In the past weeks we have blogged about the scam related to faked bank certificates for Wachovia, Bradesco and Merrill Lynch. All those attacks attempted to play with fear regarding online security, in good combination with the international bank crisis.
Yesterday we’ve noticed that this kind of spam arrived German mailboxes – and of course in German language.
According to Michael Tants, researcher at European Regional TrendLabs, the quality of the German language used is so bad that even somebody who understands a bit of German would think it could not be sent by a bank. The text is so poor that it can be considered a joke.
Nevertheless, Trend Micro customers are prevented from downloading the file even before the specific pattern signature is updated on Trend Micro products.

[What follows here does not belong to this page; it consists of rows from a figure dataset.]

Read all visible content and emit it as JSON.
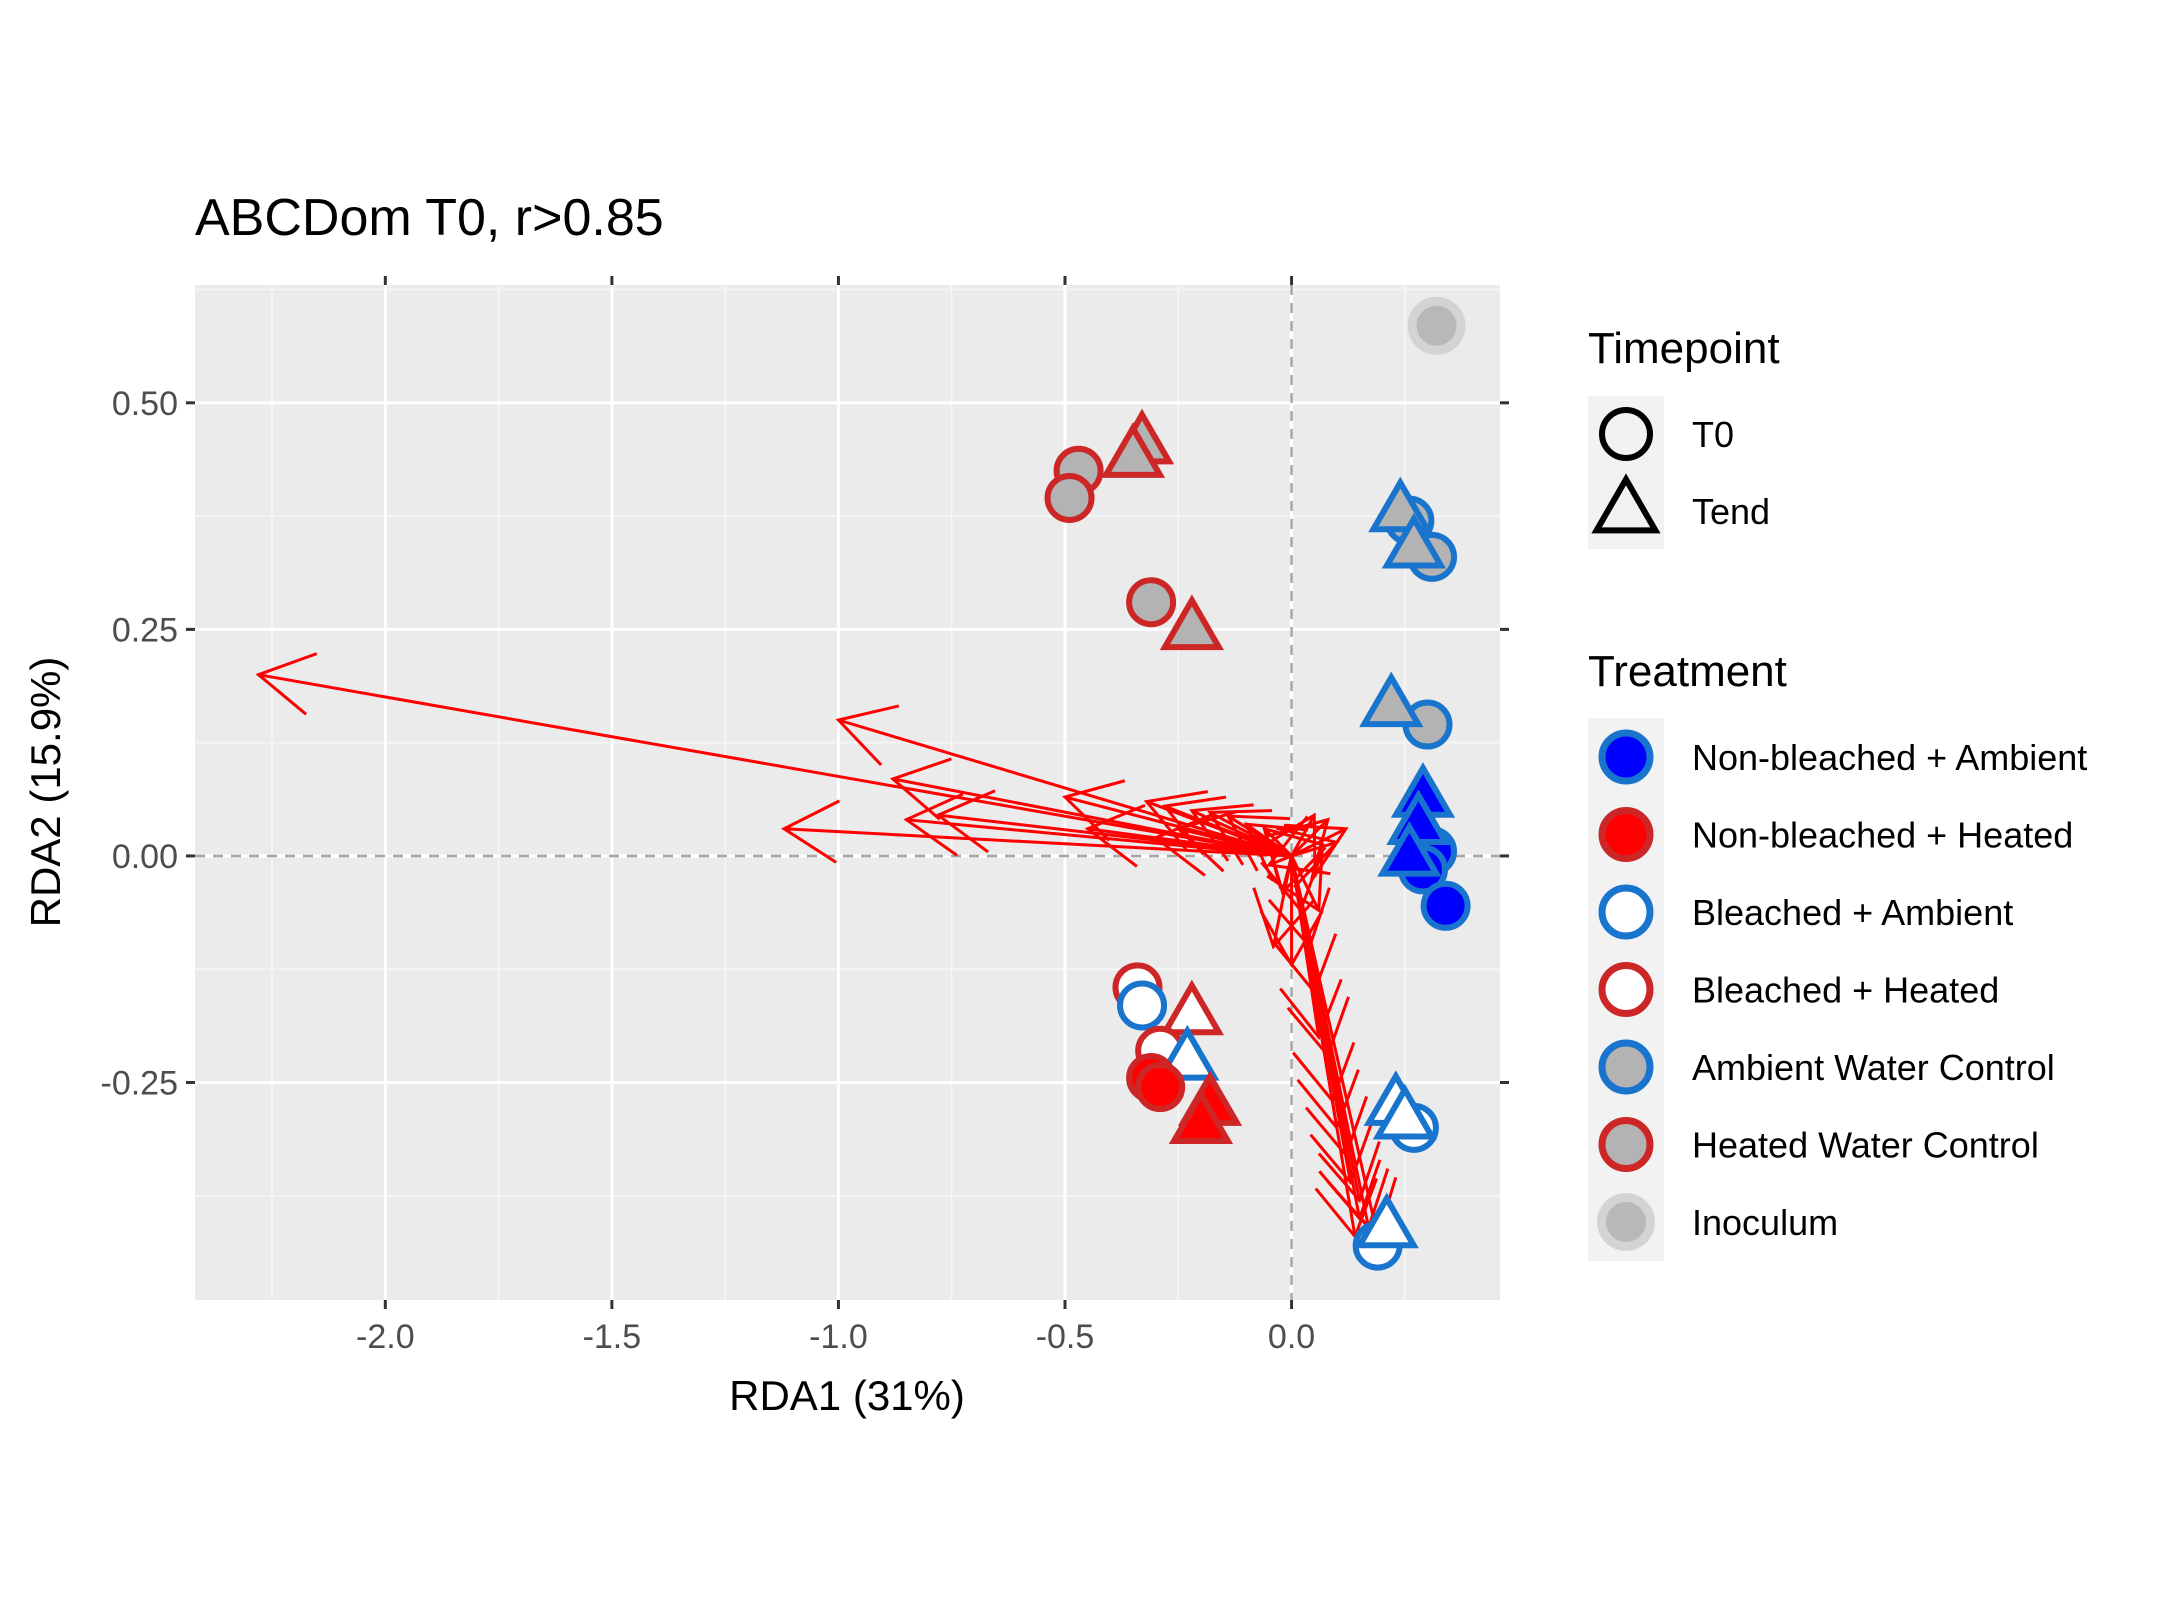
{
  "chart_data": {
    "type": "scatter",
    "title": "ABCDom T0, r>0.85",
    "xlabel": "RDA1 (31%)",
    "ylabel": "RDA2 (15.9%)",
    "xlim": [
      -2.42,
      0.46
    ],
    "ylim": [
      -0.49,
      0.63
    ],
    "x_ticks": [
      -2.0,
      -1.5,
      -1.0,
      -0.5,
      0.0
    ],
    "x_tick_labels": [
      "-2.0",
      "-1.5",
      "-1.0",
      "-0.5",
      "0.0"
    ],
    "y_ticks": [
      -0.25,
      0.0,
      0.25,
      0.5
    ],
    "y_tick_labels": [
      "-0.25",
      "0.00",
      "0.25",
      "0.50"
    ],
    "grid": true,
    "reference_lines": {
      "x": 0,
      "y": 0
    },
    "colors": {
      "panel": "#ebebeb",
      "grid_major": "#ffffff",
      "grid_minor": "#f7f7f7",
      "arrow": "#ff0000",
      "blue_fill": "#0000ff",
      "blue_outline": "#1874cd",
      "red_fill": "#ff0000",
      "red_outline": "#cd2626",
      "grey_fill": "#b3b3b3",
      "inoculum_fill": "#b8b8b8",
      "inoculum_outline": "#d3d3d3"
    },
    "legend": {
      "placement": "right",
      "timepoint": {
        "title": "Timepoint",
        "entries": [
          {
            "label": "T0",
            "shape": "circle"
          },
          {
            "label": "Tend",
            "shape": "triangle"
          }
        ]
      },
      "treatment": {
        "title": "Treatment",
        "entries": [
          {
            "label": "Non-bleached + Ambient",
            "fill": "#0000ff",
            "stroke": "#1874cd"
          },
          {
            "label": "Non-bleached + Heated",
            "fill": "#ff0000",
            "stroke": "#cd2626"
          },
          {
            "label": "Bleached + Ambient",
            "fill": "#ffffff",
            "stroke": "#1874cd"
          },
          {
            "label": "Bleached + Heated",
            "fill": "#ffffff",
            "stroke": "#cd2626"
          },
          {
            "label": "Ambient Water Control",
            "fill": "#b3b3b3",
            "stroke": "#1874cd"
          },
          {
            "label": "Heated Water Control",
            "fill": "#b3b3b3",
            "stroke": "#cd2626"
          },
          {
            "label": "Inoculum",
            "fill": "#b8b8b8",
            "stroke": "#d3d3d3"
          }
        ]
      }
    },
    "points": [
      {
        "x": 0.32,
        "y": 0.585,
        "shape": "circle",
        "treatment": 6
      },
      {
        "x": -0.33,
        "y": 0.455,
        "shape": "triangle",
        "treatment": 5
      },
      {
        "x": -0.35,
        "y": 0.44,
        "shape": "triangle",
        "treatment": 5
      },
      {
        "x": -0.47,
        "y": 0.425,
        "shape": "circle",
        "treatment": 5
      },
      {
        "x": -0.49,
        "y": 0.395,
        "shape": "circle",
        "treatment": 5
      },
      {
        "x": -0.31,
        "y": 0.28,
        "shape": "circle",
        "treatment": 5
      },
      {
        "x": -0.22,
        "y": 0.25,
        "shape": "triangle",
        "treatment": 5
      },
      {
        "x": 0.26,
        "y": 0.37,
        "shape": "circle",
        "treatment": 4
      },
      {
        "x": 0.31,
        "y": 0.33,
        "shape": "circle",
        "treatment": 4
      },
      {
        "x": 0.24,
        "y": 0.38,
        "shape": "triangle",
        "treatment": 4
      },
      {
        "x": 0.27,
        "y": 0.34,
        "shape": "triangle",
        "treatment": 4
      },
      {
        "x": 0.3,
        "y": 0.145,
        "shape": "circle",
        "treatment": 4
      },
      {
        "x": 0.22,
        "y": 0.165,
        "shape": "triangle",
        "treatment": 4
      },
      {
        "x": 0.31,
        "y": 0.005,
        "shape": "circle",
        "treatment": 0
      },
      {
        "x": 0.29,
        "y": -0.015,
        "shape": "circle",
        "treatment": 0
      },
      {
        "x": 0.34,
        "y": -0.055,
        "shape": "circle",
        "treatment": 0
      },
      {
        "x": 0.29,
        "y": 0.065,
        "shape": "triangle",
        "treatment": 0
      },
      {
        "x": 0.28,
        "y": 0.035,
        "shape": "triangle",
        "treatment": 0
      },
      {
        "x": 0.26,
        "y": 0.0,
        "shape": "triangle",
        "treatment": 0
      },
      {
        "x": -0.34,
        "y": -0.145,
        "shape": "circle",
        "treatment": 3
      },
      {
        "x": -0.33,
        "y": -0.165,
        "shape": "circle",
        "treatment": 2
      },
      {
        "x": -0.22,
        "y": -0.175,
        "shape": "triangle",
        "treatment": 3
      },
      {
        "x": -0.29,
        "y": -0.215,
        "shape": "circle",
        "treatment": 3
      },
      {
        "x": -0.23,
        "y": -0.225,
        "shape": "triangle",
        "treatment": 2
      },
      {
        "x": -0.31,
        "y": -0.245,
        "shape": "circle",
        "treatment": 1
      },
      {
        "x": -0.29,
        "y": -0.255,
        "shape": "circle",
        "treatment": 1
      },
      {
        "x": -0.18,
        "y": -0.275,
        "shape": "triangle",
        "treatment": 1
      },
      {
        "x": -0.2,
        "y": -0.295,
        "shape": "triangle",
        "treatment": 1
      },
      {
        "x": 0.23,
        "y": -0.275,
        "shape": "triangle",
        "treatment": 2
      },
      {
        "x": 0.27,
        "y": -0.3,
        "shape": "circle",
        "treatment": 2
      },
      {
        "x": 0.25,
        "y": -0.29,
        "shape": "triangle",
        "treatment": 2
      },
      {
        "x": 0.19,
        "y": -0.43,
        "shape": "circle",
        "treatment": 2
      },
      {
        "x": 0.21,
        "y": -0.41,
        "shape": "triangle",
        "treatment": 2
      }
    ],
    "arrows": [
      {
        "x": -2.28,
        "y": 0.2
      },
      {
        "x": -1.0,
        "y": 0.15
      },
      {
        "x": -1.12,
        "y": 0.03
      },
      {
        "x": -0.88,
        "y": 0.085
      },
      {
        "x": -0.78,
        "y": 0.045
      },
      {
        "x": -0.85,
        "y": 0.04
      },
      {
        "x": -0.5,
        "y": 0.065
      },
      {
        "x": -0.45,
        "y": 0.03
      },
      {
        "x": -0.32,
        "y": 0.06
      },
      {
        "x": -0.28,
        "y": 0.055
      },
      {
        "x": -0.22,
        "y": 0.05
      },
      {
        "x": -0.18,
        "y": 0.048
      },
      {
        "x": -0.14,
        "y": 0.044
      },
      {
        "x": -0.3,
        "y": 0.02
      },
      {
        "x": -0.25,
        "y": 0.03
      },
      {
        "x": -0.1,
        "y": 0.035
      },
      {
        "x": -0.06,
        "y": 0.03
      },
      {
        "x": 0.05,
        "y": 0.045
      },
      {
        "x": 0.08,
        "y": 0.04
      },
      {
        "x": 0.12,
        "y": 0.03
      },
      {
        "x": 0.1,
        "y": 0.015
      },
      {
        "x": -0.05,
        "y": -0.01
      },
      {
        "x": -0.02,
        "y": -0.04
      },
      {
        "x": 0.02,
        "y": -0.06
      },
      {
        "x": 0.06,
        "y": -0.06
      },
      {
        "x": -0.04,
        "y": -0.1
      },
      {
        "x": 0.0,
        "y": -0.12
      },
      {
        "x": 0.04,
        "y": -0.1
      },
      {
        "x": 0.05,
        "y": -0.15
      },
      {
        "x": 0.06,
        "y": -0.2
      },
      {
        "x": 0.08,
        "y": -0.22
      },
      {
        "x": 0.09,
        "y": -0.27
      },
      {
        "x": 0.1,
        "y": -0.3
      },
      {
        "x": 0.12,
        "y": -0.33
      },
      {
        "x": 0.13,
        "y": -0.36
      },
      {
        "x": 0.15,
        "y": -0.38
      },
      {
        "x": 0.15,
        "y": -0.4
      },
      {
        "x": 0.17,
        "y": -0.41
      },
      {
        "x": 0.19,
        "y": -0.42
      },
      {
        "x": 0.14,
        "y": -0.42
      }
    ]
  }
}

This is because both URL and file are already identified as potentially malicious.
Conducting this farce without any antivirus protection, we figured out that on execution the file DABDigicertx.509.exe downloads some components that after some system changes, finally install a hidden service new_drv.sys. The affected machine is transformed into a zombie.
As expected this new driver (a hidden service) intercepts HTTP, HTTPS streams sending the login information to a third-party host. Our analysis concluded that the third party is located in China, although at the same time a different hidden process attempted to connect to somewhere in Oldenburg/Germany.
Of course where the log files show that data might go to, does not automatically mean that they stay there. However, regardless where the criminals are geographically located, they still do the same things that they always do.
And don’t forget: for this particular scam there is no way for German customers to get infected. Therefore, we consider this spam as some kind of beta test for the next “bank certificates”. Just stay vigilant!